Saturday, 14 June 2014

How do Deal with the Paparazzi.

A Cat
The Paparazzi! Yes that's right the Paparazzi. These individuals make me want to throw up all over the place; floor, ceiling, walls, the cat etc, you name it and I'll throw up all over it.

The Paparazzi have been making a fortune unscrupulously snapping shots of wealthy, famous and glamorous people such as myself and Princess Diana for years by selling their photos to newspapers and magazines. 


These people hope to make a quick buck by snapping a lucky shot of us when we least expect it and make billions of pounds in the process. They use enormous telephoto lenses, hide behind cars, prowl private property at night and fish around through the dustbins in the hope of snapping that lucky shot bringing them cash beyond most poor people's imaginations. They have no scruples whatsoever and willingly trample on people's rights and wouldn't think twice about putting people's lives at risk. There's no privacy for me at all, it's a disgrace!  

Well anyway it's about time something was done and I've just had this tip top marvellous idea to deal with em. Yes this one's a winner.

First we lure the paparazzi out in to the open by starting a sort of 'Occupy' protest or flashmob outside the offices of some newspapers demanding privacy or some crap like that. If that fails we simply put a call through to them that a woman in the crowd is going to take her top off. That'll get the paparazzi down in a flash.

Second we then call the police and tell them that there is going to be a riot. If they fail to come we just go to plan B and tell them that a woman in the crowd is going to take her top off. That'll get the rozzers down in a flash.

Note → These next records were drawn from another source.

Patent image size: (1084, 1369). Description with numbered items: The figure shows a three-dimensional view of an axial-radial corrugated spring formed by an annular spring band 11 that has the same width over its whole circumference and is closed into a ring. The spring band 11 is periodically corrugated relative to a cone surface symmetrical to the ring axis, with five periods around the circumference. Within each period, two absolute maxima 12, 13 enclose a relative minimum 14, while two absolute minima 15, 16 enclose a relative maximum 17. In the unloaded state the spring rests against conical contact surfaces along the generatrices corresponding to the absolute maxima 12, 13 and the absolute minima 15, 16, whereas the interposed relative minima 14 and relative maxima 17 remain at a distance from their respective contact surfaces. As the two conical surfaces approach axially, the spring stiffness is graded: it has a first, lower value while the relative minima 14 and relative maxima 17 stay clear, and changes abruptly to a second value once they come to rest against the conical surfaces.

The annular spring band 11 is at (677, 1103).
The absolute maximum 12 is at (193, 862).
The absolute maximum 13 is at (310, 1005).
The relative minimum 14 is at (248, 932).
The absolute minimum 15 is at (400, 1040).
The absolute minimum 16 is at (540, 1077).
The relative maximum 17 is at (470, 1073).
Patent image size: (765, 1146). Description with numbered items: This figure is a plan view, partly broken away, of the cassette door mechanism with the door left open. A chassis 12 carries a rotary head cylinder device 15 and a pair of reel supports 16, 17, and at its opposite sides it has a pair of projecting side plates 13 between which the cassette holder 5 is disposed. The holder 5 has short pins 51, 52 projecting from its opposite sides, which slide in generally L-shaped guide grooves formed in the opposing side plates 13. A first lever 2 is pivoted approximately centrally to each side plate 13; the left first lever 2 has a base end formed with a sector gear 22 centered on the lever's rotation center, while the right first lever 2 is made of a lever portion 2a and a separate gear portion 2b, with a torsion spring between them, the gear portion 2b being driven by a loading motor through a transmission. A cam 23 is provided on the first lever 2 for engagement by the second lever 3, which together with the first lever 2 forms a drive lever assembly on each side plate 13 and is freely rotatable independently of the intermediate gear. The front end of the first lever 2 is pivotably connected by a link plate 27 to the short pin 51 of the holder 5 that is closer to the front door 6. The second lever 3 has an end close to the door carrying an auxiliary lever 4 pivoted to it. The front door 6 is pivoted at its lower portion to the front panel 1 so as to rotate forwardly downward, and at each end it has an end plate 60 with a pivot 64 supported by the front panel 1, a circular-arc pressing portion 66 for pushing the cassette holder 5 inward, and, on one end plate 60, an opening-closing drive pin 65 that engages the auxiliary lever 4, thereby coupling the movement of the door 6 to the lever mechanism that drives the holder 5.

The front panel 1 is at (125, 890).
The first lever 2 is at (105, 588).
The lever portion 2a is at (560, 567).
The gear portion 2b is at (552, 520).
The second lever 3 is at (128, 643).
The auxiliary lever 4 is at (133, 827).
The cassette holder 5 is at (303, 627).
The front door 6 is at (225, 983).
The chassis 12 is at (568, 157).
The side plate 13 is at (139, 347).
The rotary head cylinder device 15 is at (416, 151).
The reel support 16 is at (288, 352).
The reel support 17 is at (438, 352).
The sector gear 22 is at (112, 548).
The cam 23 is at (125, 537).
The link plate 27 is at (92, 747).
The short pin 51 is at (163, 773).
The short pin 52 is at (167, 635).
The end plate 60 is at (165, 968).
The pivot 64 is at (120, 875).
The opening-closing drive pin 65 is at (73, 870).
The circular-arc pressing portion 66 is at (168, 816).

The third phase of the plan is for all protesters to quietly slip away to a safe distance, with the last one activating an audio device planted amongst the paparazzi which shouts the following phrase at full volume 'Oi you police are plebs!' (the rozzers hate that don cha know)

Then we all stand by as the police pile into the paparazzi mercilessly knocking the crap out of all of them. That'll teach the bleeders! Stay tuned for further details on this one; dates and location etc.

I don't know about you but I'm taking my camera. Hope to get a few good photos of the mash up and flog em to 'Hello' magazine, I'm going to make a fortune.